Is there something I'm missing?
Why are identity politics even allowed to be discussed in an unrelated field (software development) in the first place? Seems it always just leads to people getting upset when you can just not talk about it as it's really not related at all to my knowledge.
What makes you think ("identity") politics are unrelated to software development? Software development is deeply entrenched in politics. It's just that, just as in most topics that don't have politics as their main thing, a lot of people would rather pretend it's not.
Any community of people presupposes politics. If it doesn't show, most likely it's a very narrow or homogeneous group of people, which involves excluding/shunning others to defend this narrowness. So that has its own sort of problem too.

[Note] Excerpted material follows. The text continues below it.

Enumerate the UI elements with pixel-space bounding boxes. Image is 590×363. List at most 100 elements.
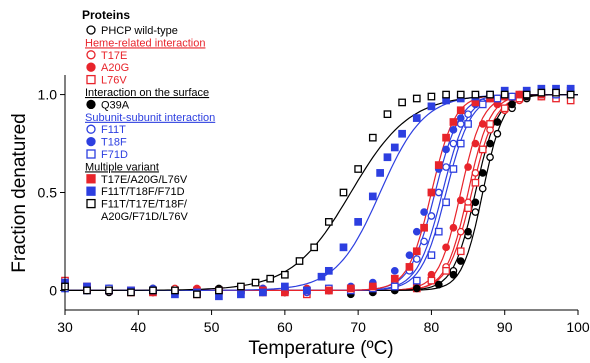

yes because how a factory produces goods is independent from its workers well being, right?
code is made by people, pushing away good contributors will lead to worse code, stressing contributors will lead to worse code, splitting contributor communities will lead to worse code
if you really only care about code quality why are you bothered by identity talk? leave it to those affected and go back looking at code
Jon Ringer's actual actions did include pushback against representation for trans people. I'll take your word for it that this article didn't mention those exchanges; I'm not readin' all that.
You're wild man, complain about everybody bringing up identity politics when none were present ironically being the one you complained about.
I haven't been following this story personally, but if they had decided to "push back on representation for trans people" that is a bad thing. Not certain what that means, but the only way to do that would be lower the amount of trans users and contributors. Forcing out trans people is a bad thing, that's not identity politics, that's hatred
Why are identity politics even allowed to be discussed in an unrelated field (software development) in the first place? Seems it always just leads to people getting upset when you can just not talk about it as it's really not related at all to my knowledge.
I can kinda agree here. In the open source community, identity politics should be especially irrelevant. The FOSS licences are explicitly designed in a way to not discriminate based on such factors like race, religion, gender, nationality, biological sex, political views, etc.
However, from what I can gleam from the blog, it seems somehow related to the COC, maintainer behavior and a lack of transparency rather than "identity politics". In what way, idk because the blog doesn't seem to specify any specific verifiable incident, at least from what I can tell. But I will say, that if it is a matter of the COC, that the COC is supposed to be a protection of the right for an individual to be able to express themselves in an environment that won't prosecute them.
So, in this regard it'd make sense to if say someone was being miss gendered maliciously for example, it'd violate the COC. In this regard, the right to express oneself doesn't give someone the right to harass others because they disagree with how someone else is expressing themselves.